Als u die redeneringen snapt, dan hoop ik dat u het me snel, per e-mail, wilt uitleggen. Want dan zijn wij volgens mij alleen maar tijdens het slapen niet aanwezig. Lijkt me verder niet zo zinvol voor die kinderen en de spanningen die zij meent te voelen. Voor mij is eruit eruit. Dit klinkt als een beetje zwanger.

Bovendien of ons vertrek nu echt beter is voor Iahu-Anat, die hier speciaal naartoe was gekomen om onderdeel van een bemanning te zijn, waag ik te betwijfelen.

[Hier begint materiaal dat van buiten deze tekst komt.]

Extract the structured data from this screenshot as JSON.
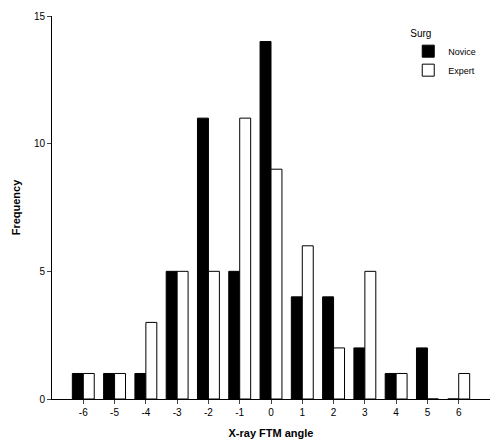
{
  "chart_data": {
    "type": "bar",
    "x_label": "X-ray FTM angle",
    "y_label": "Frequency",
    "legend_title": "Surg",
    "x": [
      -6,
      -5,
      -4,
      -3,
      -2,
      -1,
      0,
      1,
      2,
      3,
      4,
      5,
      6
    ],
    "series": [
      {
        "name": "Novice",
        "color": "#000000",
        "values": [
          1,
          1,
          1,
          5,
          11,
          5,
          14,
          4,
          4,
          2,
          1,
          2,
          0
        ]
      },
      {
        "name": "Expert",
        "color": "#ffffff",
        "values": [
          1,
          1,
          3,
          5,
          5,
          11,
          9,
          6,
          2,
          5,
          1,
          0,
          1
        ]
      }
    ],
    "xlim": [
      -7,
      7
    ],
    "xticks": [
      -6,
      -5,
      -4,
      -3,
      -2,
      -1,
      0,
      1,
      2,
      3,
      4,
      5,
      6
    ],
    "ylim": [
      0,
      15
    ],
    "yticks": [
      0,
      5,
      10,
      15
    ],
    "grid": false,
    "legend": "upper right"
  }
}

Ik zou een hoop redenen kunnen bedenken waarom Veronica ons ‘s nachts niet op de Hab zou willen hebben. Het feit dat wij op een normale tijd willen gaan slapen en op willen staan om goed gebruik te maken van de tijd die wij op de Hab hebben overdag is er maar een van. Die geef ik jullie, want die hadden jullie zelf kunnen distelleren uit de blog van Iahu-Anat. De rest hoort Veronica nog wel van mij rechtstreeks.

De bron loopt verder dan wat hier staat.